During World War I, Benton was stationed in Norfolk, Virginia, where he served as an architectural draftsman and painted camouflage for the Navy. In his free time he read American history and sketched local scenes of shipyard life. The Navy’s requirement for artistic realism and documentation strongly impacted on his later style. Up until this time he had struggled to find an artistic identity. It was his turn to depictions of everyday life of American and its people in a representational style that announced Benton’s emergence as a mature artist. Because of his interest in American history and his family’s deep roots in Missouri, Benton soon chose the American Historical Epic as a theme; his elongated figuration showing the influence of El Greco.

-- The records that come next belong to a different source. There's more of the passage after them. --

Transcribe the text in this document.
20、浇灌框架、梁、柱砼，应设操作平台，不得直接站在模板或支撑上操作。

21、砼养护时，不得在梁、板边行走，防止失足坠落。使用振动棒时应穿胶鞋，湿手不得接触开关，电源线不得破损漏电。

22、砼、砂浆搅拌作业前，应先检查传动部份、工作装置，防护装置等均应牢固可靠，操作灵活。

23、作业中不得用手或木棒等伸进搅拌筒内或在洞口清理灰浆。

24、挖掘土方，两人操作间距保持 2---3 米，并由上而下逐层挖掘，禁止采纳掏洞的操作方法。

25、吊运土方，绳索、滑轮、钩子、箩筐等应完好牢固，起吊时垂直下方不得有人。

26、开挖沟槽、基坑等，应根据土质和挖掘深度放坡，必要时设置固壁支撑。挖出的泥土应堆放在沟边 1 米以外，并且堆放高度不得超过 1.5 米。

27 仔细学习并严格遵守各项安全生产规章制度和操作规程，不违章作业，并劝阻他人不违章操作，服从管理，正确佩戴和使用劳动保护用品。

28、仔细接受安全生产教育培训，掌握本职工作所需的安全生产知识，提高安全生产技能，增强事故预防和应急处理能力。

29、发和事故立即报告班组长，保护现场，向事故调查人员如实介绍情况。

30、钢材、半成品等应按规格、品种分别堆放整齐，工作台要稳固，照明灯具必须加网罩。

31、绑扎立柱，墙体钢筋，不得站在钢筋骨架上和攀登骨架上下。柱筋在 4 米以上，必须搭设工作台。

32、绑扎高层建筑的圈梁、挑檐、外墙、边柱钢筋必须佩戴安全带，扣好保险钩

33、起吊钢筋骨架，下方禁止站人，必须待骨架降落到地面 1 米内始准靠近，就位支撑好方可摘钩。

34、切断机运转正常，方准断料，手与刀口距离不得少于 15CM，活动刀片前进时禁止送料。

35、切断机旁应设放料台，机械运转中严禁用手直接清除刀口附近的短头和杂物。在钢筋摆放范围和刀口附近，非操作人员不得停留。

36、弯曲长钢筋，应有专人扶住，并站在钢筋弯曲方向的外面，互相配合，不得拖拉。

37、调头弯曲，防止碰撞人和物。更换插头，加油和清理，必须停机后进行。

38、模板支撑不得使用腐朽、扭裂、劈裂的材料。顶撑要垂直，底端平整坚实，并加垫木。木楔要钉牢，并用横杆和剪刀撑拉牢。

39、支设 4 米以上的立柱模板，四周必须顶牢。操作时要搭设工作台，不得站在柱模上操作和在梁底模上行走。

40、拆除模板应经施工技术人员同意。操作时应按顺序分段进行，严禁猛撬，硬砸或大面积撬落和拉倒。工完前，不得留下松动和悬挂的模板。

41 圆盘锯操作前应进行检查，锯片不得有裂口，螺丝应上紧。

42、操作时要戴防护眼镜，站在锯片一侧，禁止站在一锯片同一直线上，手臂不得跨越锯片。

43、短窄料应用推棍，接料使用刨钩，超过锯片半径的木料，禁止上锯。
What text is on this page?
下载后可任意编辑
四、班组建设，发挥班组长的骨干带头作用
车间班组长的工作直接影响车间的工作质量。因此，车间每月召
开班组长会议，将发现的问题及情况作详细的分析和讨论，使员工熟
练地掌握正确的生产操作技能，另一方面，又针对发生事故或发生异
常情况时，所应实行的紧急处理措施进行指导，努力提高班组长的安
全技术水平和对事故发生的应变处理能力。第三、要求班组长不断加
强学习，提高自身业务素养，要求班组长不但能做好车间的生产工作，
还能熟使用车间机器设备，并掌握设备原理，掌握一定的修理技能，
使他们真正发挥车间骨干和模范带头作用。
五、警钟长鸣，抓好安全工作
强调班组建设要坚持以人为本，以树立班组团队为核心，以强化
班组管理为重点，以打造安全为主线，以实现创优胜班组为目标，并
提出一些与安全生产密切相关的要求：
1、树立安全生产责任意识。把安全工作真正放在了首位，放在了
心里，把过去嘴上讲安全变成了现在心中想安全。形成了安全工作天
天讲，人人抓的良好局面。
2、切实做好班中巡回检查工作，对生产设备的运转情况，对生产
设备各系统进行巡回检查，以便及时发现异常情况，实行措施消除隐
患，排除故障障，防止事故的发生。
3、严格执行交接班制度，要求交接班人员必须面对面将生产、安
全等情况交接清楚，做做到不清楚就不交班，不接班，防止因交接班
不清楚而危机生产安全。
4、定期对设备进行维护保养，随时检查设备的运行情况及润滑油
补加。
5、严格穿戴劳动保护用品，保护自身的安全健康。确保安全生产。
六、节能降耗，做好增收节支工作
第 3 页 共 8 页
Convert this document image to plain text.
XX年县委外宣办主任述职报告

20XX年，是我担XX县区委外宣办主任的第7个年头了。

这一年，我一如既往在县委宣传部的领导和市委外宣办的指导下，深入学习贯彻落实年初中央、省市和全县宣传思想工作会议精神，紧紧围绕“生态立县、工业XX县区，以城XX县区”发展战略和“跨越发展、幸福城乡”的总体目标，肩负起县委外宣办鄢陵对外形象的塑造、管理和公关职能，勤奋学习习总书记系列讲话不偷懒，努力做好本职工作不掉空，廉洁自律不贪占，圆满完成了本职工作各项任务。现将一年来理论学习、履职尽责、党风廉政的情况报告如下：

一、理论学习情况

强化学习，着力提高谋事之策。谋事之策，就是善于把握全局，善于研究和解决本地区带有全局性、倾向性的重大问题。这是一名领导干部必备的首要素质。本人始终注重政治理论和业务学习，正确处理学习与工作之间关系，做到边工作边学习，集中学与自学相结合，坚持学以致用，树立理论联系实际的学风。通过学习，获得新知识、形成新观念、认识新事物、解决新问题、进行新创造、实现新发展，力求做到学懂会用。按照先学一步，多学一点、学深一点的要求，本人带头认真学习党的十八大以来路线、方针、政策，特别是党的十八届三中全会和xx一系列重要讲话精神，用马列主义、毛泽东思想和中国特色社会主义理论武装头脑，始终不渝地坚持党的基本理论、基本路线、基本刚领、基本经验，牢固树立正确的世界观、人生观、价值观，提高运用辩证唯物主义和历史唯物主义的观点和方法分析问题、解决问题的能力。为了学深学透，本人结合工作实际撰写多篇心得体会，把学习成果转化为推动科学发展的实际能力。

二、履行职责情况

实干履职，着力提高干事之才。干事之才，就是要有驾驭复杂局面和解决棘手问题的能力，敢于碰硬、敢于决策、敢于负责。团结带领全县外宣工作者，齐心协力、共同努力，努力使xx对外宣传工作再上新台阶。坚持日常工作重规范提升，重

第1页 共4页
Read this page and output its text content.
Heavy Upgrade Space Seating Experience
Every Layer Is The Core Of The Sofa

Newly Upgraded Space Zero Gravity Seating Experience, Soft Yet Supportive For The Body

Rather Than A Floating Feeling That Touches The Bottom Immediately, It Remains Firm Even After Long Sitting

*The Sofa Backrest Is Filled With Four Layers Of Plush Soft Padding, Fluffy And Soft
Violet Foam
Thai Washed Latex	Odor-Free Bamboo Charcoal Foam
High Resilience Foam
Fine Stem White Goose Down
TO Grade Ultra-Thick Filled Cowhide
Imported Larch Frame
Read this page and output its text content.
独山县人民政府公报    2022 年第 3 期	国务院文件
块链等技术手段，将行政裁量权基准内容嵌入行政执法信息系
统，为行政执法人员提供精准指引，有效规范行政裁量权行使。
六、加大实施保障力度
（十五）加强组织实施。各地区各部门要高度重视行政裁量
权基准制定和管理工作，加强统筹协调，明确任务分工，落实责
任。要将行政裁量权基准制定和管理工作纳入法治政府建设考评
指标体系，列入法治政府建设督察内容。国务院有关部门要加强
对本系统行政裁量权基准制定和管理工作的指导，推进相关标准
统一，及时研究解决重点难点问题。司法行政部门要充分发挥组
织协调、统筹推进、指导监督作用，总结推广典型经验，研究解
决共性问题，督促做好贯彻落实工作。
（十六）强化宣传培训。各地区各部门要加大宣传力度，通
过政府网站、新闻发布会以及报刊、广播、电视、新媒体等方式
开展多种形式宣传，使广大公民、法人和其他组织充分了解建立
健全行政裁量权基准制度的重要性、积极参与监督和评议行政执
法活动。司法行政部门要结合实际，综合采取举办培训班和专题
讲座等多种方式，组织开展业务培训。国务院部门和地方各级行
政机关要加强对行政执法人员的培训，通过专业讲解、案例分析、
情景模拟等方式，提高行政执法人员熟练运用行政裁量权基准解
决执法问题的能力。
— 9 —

Upon his return to New York in the early 1920s, he unabashedly announced himself to be an “enemy of modernism,” while simultaneously incorporating modernist aesthetics into his work. Like many artists during the 1920s and 30s, Benton was involved with the political left and leftist artists’ groups such as the John Reed Club. His early work as a muralist capitulated Benton into the public eye. In 1930, New York’s famed New School of Social Research commissioned Benton to paint a suite of murals entitled “American Today”; these now hang at the Metropolitan Museum of Art. Along with Grant Wood and John Steuart Curry, Benton was heralded as one of the leaders of the Regionalist movement. The Regionalists were championed by Thomas Craven, a nativist and rabid anti-Semite, whose own bigoted views worked against the Regionalists. Despite his popularity, some critics downplayed Benton’s artistic talents, disapproving of his allegedly provincial aesthetics and subject matter and his unabashed rejection of abstraction.
Benton was one of the first American artists to combine modern aesthetic principles with long held academic constructs. Working as a Regionalist, he embraced the Midwest and its people as currency for his art work. His mural commissions predate the start of the New Deal Arts Program, and so, were influential to nascent muralists who likewise looked to the American scene and its people. Benton never worked for the federal projects thanks to his many mural commissions, and for his numerous illustrations for industry, publishing, and advertisements.